I've been experimenting (from the CLI) with the encryption examples at https://www.php.net/manual/en/function.openssl-encrypt.php and would like to know how to handle a larger file, such as a SQLite database file of a few GB. I was getting a memory allocation error before following this example on that same PHP page.
I was slow to catch on; but finally got it to work on a 3 GB SQLite database. I think it was that base64 is the default if set options=0 and I was trying to use the newest example provided for the simple case along with the old example for a large file that uses options of OPENSSL_RAW_DATA.
My question is, Is this approach given in that eight-year-old post still the proper approach. Some of the examples give a before and after version 7.1.

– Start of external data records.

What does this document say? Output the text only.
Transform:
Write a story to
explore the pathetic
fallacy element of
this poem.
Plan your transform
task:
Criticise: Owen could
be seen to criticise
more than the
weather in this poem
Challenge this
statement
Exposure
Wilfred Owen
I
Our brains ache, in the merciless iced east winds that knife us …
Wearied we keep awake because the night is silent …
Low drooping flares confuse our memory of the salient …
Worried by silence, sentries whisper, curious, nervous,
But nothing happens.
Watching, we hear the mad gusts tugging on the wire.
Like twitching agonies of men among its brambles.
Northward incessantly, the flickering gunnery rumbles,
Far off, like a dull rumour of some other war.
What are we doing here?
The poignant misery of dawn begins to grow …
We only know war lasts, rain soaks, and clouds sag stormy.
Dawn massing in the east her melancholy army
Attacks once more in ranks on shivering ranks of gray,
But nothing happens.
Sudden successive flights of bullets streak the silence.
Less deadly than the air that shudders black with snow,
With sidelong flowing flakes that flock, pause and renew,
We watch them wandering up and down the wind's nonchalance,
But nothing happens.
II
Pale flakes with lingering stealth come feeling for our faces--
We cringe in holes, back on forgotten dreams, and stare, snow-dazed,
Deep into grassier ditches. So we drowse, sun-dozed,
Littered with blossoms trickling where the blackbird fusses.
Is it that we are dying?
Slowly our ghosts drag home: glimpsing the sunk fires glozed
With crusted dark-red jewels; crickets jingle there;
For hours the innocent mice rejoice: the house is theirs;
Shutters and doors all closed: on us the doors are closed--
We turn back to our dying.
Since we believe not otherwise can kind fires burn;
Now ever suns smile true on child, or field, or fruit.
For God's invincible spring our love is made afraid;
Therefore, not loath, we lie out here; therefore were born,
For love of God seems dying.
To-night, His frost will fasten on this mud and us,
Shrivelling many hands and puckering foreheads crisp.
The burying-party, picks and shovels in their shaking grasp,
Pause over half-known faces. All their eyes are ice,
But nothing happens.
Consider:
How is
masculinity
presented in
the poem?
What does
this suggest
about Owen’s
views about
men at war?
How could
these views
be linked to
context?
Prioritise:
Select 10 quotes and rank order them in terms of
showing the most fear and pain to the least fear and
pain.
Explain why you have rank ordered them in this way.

Is it okay to use the first 16 bytes of an encrypted block as the next initialization vector?
Is the number of blocks per encryption/decryption important? Should one use the largest size that will fit in the maximum memory allocation or something else?
<?php
//$key should have been previously generated in a cryptographically safe way, like openssl_random_pseudo_bytes
$key = "abcd1234dcba4321";
$cipher = "aes-256-cbc";
$feBlocks = 10000;
$fpPlain = fopen("../Database/filename.db",'rb');
$fpEncrypt = fopen("encrypted.enc", 'wb');
if (in_array($cipher, openssl_get_cipher_methods()))
{
$ivlen = openssl_cipher_iv_length($cipher);
$iv = openssl_random_pseudo_bytes($ivlen);
// Put the initialzation vector to the beginning of the file
fwrite($fpEncrypt, $iv);
while (!feof($fpPlain)) {
$plaintext = fread($fpPlain, $ivlen * $feBlocks);
$ciphertext = openssl_encrypt($plaintext, $cipher, $key, $options=OPENSSL_RAW_DATA, $iv);
// Use the first 16 bytes of the ciphertext as the next initialization vector
$iv = substr($ciphertext, 0, $ivlen);
fwrite($fpEncrypt, $ciphertext);
}
fclose($fpPlain);
fclose($fpEncrypt);
}
$fpEncrypt = fopen("encrypted.enc", 'rb');
$fpPlain = fopen("decrypted.db",'wb');
$ivlen = openssl_cipher_iv_length($cipher);
// Get the initialzation vector from the beginning of the file
$iv = fread($fpEncrypt, $ivlen);
while (!feof($fpEncrypt)) {
// we have to read one block more for decrypting than for encrypting
$ciphertext = fread($fpEncrypt, $ivlen * ($feBlocks+1));
$plaintext = openssl_decrypt($ciphertext, $cipher, $key, $options=OPENSSL_RAW_DATA, $iv);
// Use the first 16 bytes of the ciphertext as the next initialization vector
$iv = substr($ciphertext, 0, $ivlen);
fwrite($fpPlain, $plaintext);
}
fclose($fpEncrypt);
fclose($fpPlain);
Some of the examples give a before and after version 7.1.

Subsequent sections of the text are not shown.